Synergistic regulation of the Cdc42 GTPase cycle

Emergent properties of a system arise when the systems parts interact in a wider whole. An example of such an emergent system is the cell division protein network of Saccharomyces cerevisiae. Here the cell division control protein Cdc42 accumulates in a single spot at the cell membrane. Cdc42 is a membrane-binding Rho-type GTPase and a highly regulated protein, it’s interacting with GEFs, GAPs, scaffold and other regulatory proteins.

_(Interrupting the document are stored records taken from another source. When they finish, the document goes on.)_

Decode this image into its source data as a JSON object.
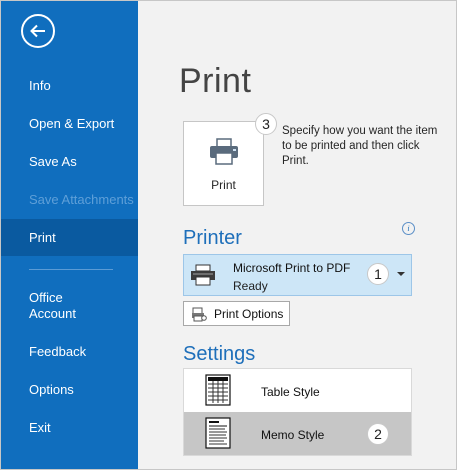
{
  "sidebar": {
    "back_icon": "arrow-left-circle-icon",
    "items": [
      {
        "label": "Info",
        "state": "normal"
      },
      {
        "label": "Open & Export",
        "state": "normal"
      },
      {
        "label": "Save As",
        "state": "normal"
      },
      {
        "label": "Save Attachments",
        "state": "disabled"
      },
      {
        "label": "Print",
        "state": "active"
      },
      {
        "label": "Office\nAccount",
        "state": "normal"
      },
      {
        "label": "Feedback",
        "state": "normal"
      },
      {
        "label": "Options",
        "state": "normal"
      },
      {
        "label": "Exit",
        "state": "normal"
      }
    ],
    "colors": {
      "background": "#106ebe",
      "active": "#0a5aa0",
      "disabled_text": "#5e9fd8"
    }
  },
  "main": {
    "title": "Print",
    "print_button": {
      "label": "Print",
      "icon": "printer-icon"
    },
    "hint": "Specify how you want the item to be printed and then click Print.",
    "printer_section": {
      "title": "Printer",
      "info_icon": "info-icon",
      "selected_printer": {
        "name": "Microsoft Print to PDF",
        "status": "Ready"
      },
      "print_options_label": "Print Options"
    },
    "settings_section": {
      "title": "Settings",
      "styles": [
        {
          "label": "Table Style",
          "selected": false
        },
        {
          "label": "Memo Style",
          "selected": true
        }
      ]
    }
  },
  "callouts": {
    "one": "1",
    "two": "2",
    "three": "3"
  },
  "colors": {
    "accent": "#1e6fba",
    "selected_printer_bg": "#cde6f7",
    "selected_style_bg": "#c6c6c6"
  }
}
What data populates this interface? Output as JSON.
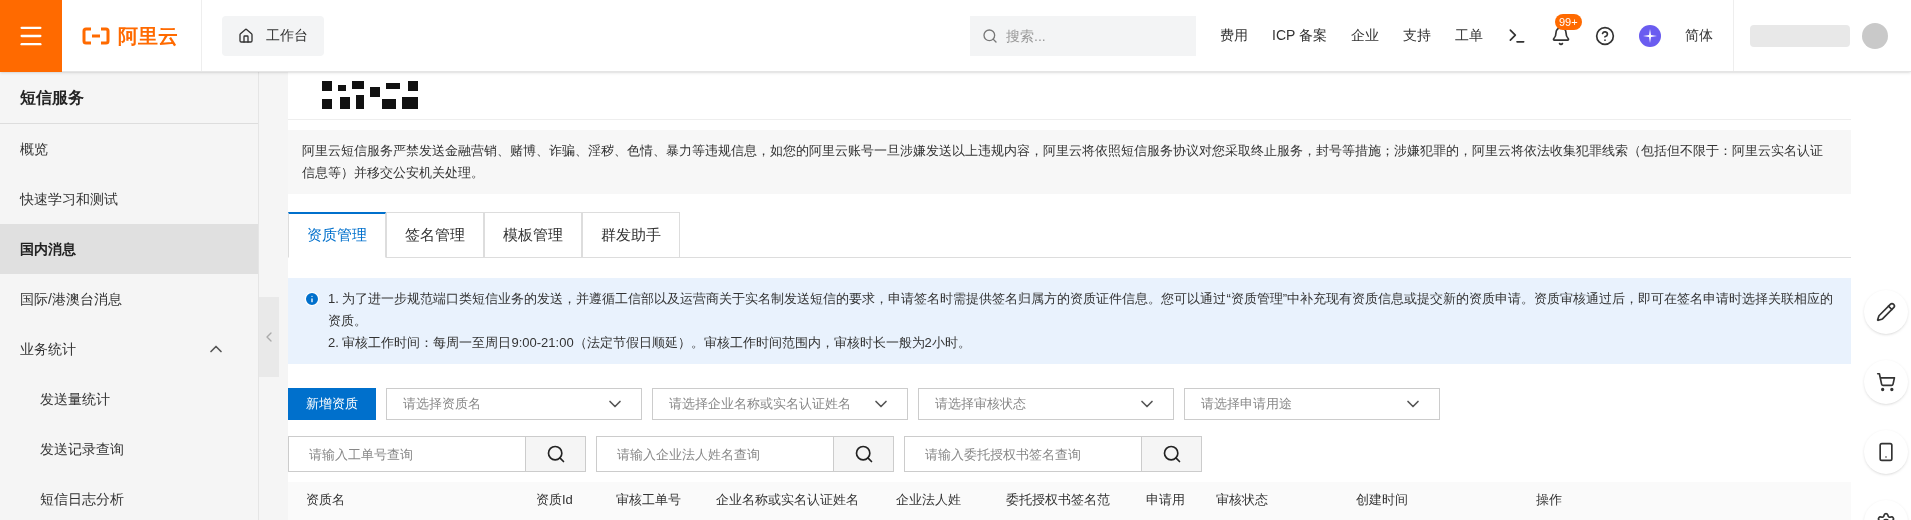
{
  "topbar": {
    "logo": "阿里云",
    "workbench": "工作台",
    "search": {
      "placeholder": "搜索..."
    },
    "nav": [
      {
        "kind": "text",
        "label": "费用"
      },
      {
        "kind": "text",
        "label": "ICP 备案"
      },
      {
        "kind": "text",
        "label": "企业"
      },
      {
        "kind": "text",
        "label": "支持"
      },
      {
        "kind": "text",
        "label": "工单"
      },
      {
        "kind": "terminal"
      },
      {
        "kind": "bell",
        "badge": "99+"
      },
      {
        "kind": "help"
      },
      {
        "kind": "star"
      },
      {
        "kind": "text",
        "label": "简体"
      }
    ]
  },
  "sidebar": {
    "title": "短信服务",
    "items": [
      {
        "label": "概览",
        "selected": false
      },
      {
        "label": "快速学习和测试",
        "selected": false
      },
      {
        "label": "国内消息",
        "selected": true
      },
      {
        "label": "国际/港澳台消息",
        "selected": false
      },
      {
        "label": "业务统计",
        "selected": false,
        "expanded": true,
        "children": [
          {
            "label": "发送量统计",
            "selected": false
          },
          {
            "label": "发送记录查询",
            "selected": false
          },
          {
            "label": "短信日志分析",
            "selected": false
          }
        ]
      }
    ]
  },
  "notice": "阿里云短信服务严禁发送金融营销、赌博、诈骗、淫秽、色情、暴力等违规信息，如您的阿里云账号一旦涉嫌发送以上违规内容，阿里云将依照短信服务协议对您采取终止服务，封号等措施；涉嫌犯罪的，阿里云将依法收集犯罪线索（包括但不限于：阿里云实名认证信息等）并移交公安机关处理。",
  "tabs": [
    {
      "label": "资质管理",
      "selected": true
    },
    {
      "label": "签名管理",
      "selected": false
    },
    {
      "label": "模板管理",
      "selected": false
    },
    {
      "label": "群发助手",
      "selected": false
    }
  ],
  "info": [
    "1. 为了进一步规范端口类短信业务的发送，并遵循工信部以及运营商关于实名制发送短信的要求，申请签名时需提供签名归属方的资质证件信息。您可以通过“资质管理”中补充现有资质信息或提交新的资质申请。资质审核通过后，即可在签名申请时选择关联相应的资质。",
    "2. 审核工作时间：每周一至周日9:00-21:00（法定节假日顺延）。审核工作时间范围内，审核时长一般为2小时。"
  ],
  "add_button": "新增资质",
  "selects": [
    {
      "placeholder": "请选择资质名"
    },
    {
      "placeholder": "请选择企业名称或实名认证姓名"
    },
    {
      "placeholder": "请选择审核状态"
    },
    {
      "placeholder": "请选择申请用途"
    }
  ],
  "searches": [
    {
      "placeholder": "请输入工单号查询"
    },
    {
      "placeholder": "请输入企业法人姓名查询"
    },
    {
      "placeholder": "请输入委托授权书签名查询"
    }
  ],
  "table": {
    "columns": [
      "资质名",
      "资质Id",
      "审核工单号",
      "企业名称或实名认证姓名",
      "企业法人姓",
      "委托授权书签名范",
      "申请用",
      "审核状态",
      "创建时间",
      "操作"
    ]
  }
}
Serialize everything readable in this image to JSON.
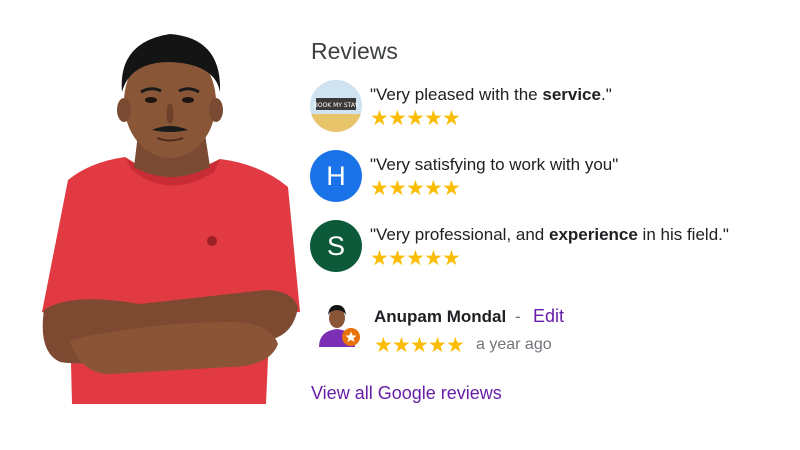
{
  "reviews_panel": {
    "title": "Reviews",
    "items": [
      {
        "avatar_letter": "",
        "avatar_image_text": "BOOK MY STAY",
        "quote_before": "\"Very pleased with the ",
        "quote_bold": "service",
        "quote_after": ".\"",
        "rating": 5
      },
      {
        "avatar_letter": "H",
        "avatar_color": "#1a73e8",
        "quote_before": "\"Very satisfying to work with you\"",
        "quote_bold": "",
        "quote_after": "",
        "rating": 5
      },
      {
        "avatar_letter": "S",
        "avatar_color": "#0d5a3a",
        "quote_before": "\"Very professional, and ",
        "quote_bold": "experience",
        "quote_after": " in his field.\"",
        "rating": 5
      }
    ],
    "own_review": {
      "name": "Anupam Mondal",
      "separator": "-",
      "edit_label": "Edit",
      "rating": 5,
      "time_ago": "a year ago"
    },
    "view_all_label": "View all Google reviews"
  },
  "colors": {
    "star": "#fbbc04",
    "link": "#681da8",
    "shirt": "#e0363f"
  },
  "icons": {
    "star": "★"
  }
}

To shine more light on the emergent properties of the system, we investigated a process at the centre of Cdc42: its GTPase cycle. We studied the entire GTPase cycle of Cdc42 in vitro and the effect of non-specific protein-protein interactions, the GEF Cdc24, GAP Rga2, scaffold protein Bem1, and combinations thereof, on it.

We developed a mathematical model to describe the GTPase cycle and characterise Cdc42's properties. The GEF Cdc24 exhibits cooperativity, and our data suggests that it synergises with Rga2. Surprisingly, we also found that non-specific protein-protein interactions positively affect the Cdc42 GTPase cycle. Taken together, our data suggests that Cdc42's GTPase activity is a dynamic property that is contingent on both specific and non-specific interactions with other polarity proteins, and the synergies arising from those interaction.